The ethical frameworks of utilitarianism and virtue ethics are in fact in conflict with one another in the debate of whether or not public funding should be allocated for research for rare diseases. The utilitarian view would suggest that it is not ethical to invest money in research that will benefit a small number of people and taking into account the reality of limited resources, it would also mean taking away from research that could benefit a larger proportion of the population. However, there are several points that make the utilitarian ethical arguments fail. The results of any drug research are quite uncertain and it is almost impossible to make a proper calculation of the end results of the research. This can be illustrated by a study that shows how on “average only one in 10 pharmaceutical compounds developed is successfully marketed.” Secondly, although the aim of the research may be to benefit patients with a rare disease, there could be downstream results that would benefit the advancement for a relatively common disease. For example, research on a rare genetic disease, “homozygous familial hypercholesterolaemia … led to the development of statins,” a now very common medication used to control high cholesterol in the general population internationally (Gericke 166). Thirdly, although each individual rare disease does not affect many people, an article published in 2012 states that there are “over 6000 known rare diseases and … 6% to 8% of the population is affected by a rare disease.”, illustrating that it is not uncommon to have a rare disease (Gupta "Rare Diseases: Canada’s “research Orphans”).
With virtue ethics as a basis, one would argue that society has a moral obligation towards those who are sick and that it would be unjust to abandon them just because they have a rare condition. This would also be supported by the social contract theory, which suggests “people are bound together by a sense of community veering in the direction of egalitarianism … [allowing] the state to play a more important part in making a fair and equitable system” (Merrill 36).

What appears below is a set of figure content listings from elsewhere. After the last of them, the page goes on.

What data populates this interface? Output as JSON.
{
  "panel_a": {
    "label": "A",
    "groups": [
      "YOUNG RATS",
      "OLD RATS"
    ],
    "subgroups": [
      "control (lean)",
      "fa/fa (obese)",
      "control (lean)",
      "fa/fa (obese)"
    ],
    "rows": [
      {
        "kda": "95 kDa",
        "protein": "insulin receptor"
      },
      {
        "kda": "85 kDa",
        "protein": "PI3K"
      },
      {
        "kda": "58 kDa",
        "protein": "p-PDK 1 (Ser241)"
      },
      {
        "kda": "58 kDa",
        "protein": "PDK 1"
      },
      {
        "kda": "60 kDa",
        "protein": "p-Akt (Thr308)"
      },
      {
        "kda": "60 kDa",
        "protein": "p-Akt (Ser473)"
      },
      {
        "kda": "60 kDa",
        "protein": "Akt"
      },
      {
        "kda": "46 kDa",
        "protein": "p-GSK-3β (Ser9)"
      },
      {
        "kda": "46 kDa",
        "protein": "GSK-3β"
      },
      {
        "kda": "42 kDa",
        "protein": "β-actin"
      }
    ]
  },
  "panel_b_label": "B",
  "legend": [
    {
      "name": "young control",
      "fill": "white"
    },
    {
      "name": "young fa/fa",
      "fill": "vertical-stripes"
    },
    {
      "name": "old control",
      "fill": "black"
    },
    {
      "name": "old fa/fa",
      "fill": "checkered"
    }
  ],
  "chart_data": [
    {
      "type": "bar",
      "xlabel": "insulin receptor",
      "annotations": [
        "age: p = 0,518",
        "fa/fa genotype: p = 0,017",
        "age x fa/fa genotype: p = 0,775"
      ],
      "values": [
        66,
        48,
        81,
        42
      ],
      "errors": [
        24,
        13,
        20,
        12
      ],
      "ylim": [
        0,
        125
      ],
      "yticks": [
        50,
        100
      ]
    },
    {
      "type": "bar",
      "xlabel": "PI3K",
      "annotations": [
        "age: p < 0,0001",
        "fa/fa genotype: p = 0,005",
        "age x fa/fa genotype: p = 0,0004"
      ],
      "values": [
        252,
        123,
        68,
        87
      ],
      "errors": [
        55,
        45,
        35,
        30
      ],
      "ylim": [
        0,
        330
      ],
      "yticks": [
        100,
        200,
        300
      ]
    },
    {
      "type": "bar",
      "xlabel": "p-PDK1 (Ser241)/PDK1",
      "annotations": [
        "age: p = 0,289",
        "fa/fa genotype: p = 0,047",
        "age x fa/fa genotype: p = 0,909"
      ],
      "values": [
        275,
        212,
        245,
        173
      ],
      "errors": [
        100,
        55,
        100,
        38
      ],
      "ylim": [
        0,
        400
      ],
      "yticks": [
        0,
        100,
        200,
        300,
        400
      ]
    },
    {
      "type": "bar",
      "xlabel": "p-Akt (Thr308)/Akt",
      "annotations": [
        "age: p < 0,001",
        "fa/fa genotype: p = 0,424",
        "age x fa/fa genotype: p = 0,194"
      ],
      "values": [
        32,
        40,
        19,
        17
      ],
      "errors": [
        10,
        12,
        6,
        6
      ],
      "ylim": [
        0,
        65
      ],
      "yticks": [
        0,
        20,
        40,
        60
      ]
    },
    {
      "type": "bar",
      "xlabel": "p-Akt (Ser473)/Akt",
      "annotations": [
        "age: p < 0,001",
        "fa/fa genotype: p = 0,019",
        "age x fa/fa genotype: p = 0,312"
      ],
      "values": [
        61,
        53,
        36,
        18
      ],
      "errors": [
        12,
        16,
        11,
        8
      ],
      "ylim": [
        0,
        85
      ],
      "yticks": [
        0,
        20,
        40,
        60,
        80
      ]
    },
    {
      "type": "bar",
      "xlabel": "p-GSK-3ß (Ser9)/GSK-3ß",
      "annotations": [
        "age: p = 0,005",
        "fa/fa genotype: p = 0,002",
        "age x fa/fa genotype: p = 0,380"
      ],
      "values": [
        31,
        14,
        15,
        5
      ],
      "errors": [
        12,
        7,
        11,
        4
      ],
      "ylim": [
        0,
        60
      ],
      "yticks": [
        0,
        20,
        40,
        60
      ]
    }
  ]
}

Furthermore, doctors vow to always practice in accordance with the virtue and principle of beneficence, which, “requires that agents take positive steps to help others, not merely refrain from harmful acts,” (Gericke 166). In addition, medical professionals have a “professional obligation to advance scientific knowledge in pursuing new therapies,” suggesting that investing in research for rare diseases is a virtuous act (Gericke 165). Research activities contribute to education and experience for graduate and post-graduate students and results of seemingly futile basic science research may often contribute to future breakthroughs.
Overall, the utilitarian ethical framework does not provide strong arguments against government investments in research for rare diseases, as it is almost impossible to calculate benefits that may arise in the future, nor can you estimate how many people will end up benefiting the research. From a virtue ethics point of view, both society and medical professionals have moral and professional virtue-based obligations that would compel them to contribute to research. Given that we have limited resources, a possible compromise could be public-private partnerships with government-based incentives for private pharmaceutical companies to pursue research for rare diseases.
Gericke, C A, A. Riesberg, and R. Busse. "Ethical Issues in Funding Orphan Drug Research and Development." Journal of Medical Ethics 3 (2005): 164-68. PubMed. 31 Mar. 2005. Web. 9 Feb. 2017. <https://www.ncbi.nlm.nih.gov/pmc/articles/PMC1734115/pdf/v031p00164.pdf>.
Gupta, Samir. "Rare Diseases: Canada’s “research Orphans”." Open Medicine. Open Medicine Publications, Inc., 28 Feb. 2012. Web. 09 Feb. 2017. <https://www.ncbi.nlm.nih.gov/pmc/articles/PMC3329116/>.
Merrill, John C. “Overview: Theoretical Foundations for Media Ethics.” Controversies in Media Ethics, A. David Gordon, John M Kittross, John C Merrill, William Babcock, and Michael Dorsher 3rd Edition. Routledge, 2011, p 36.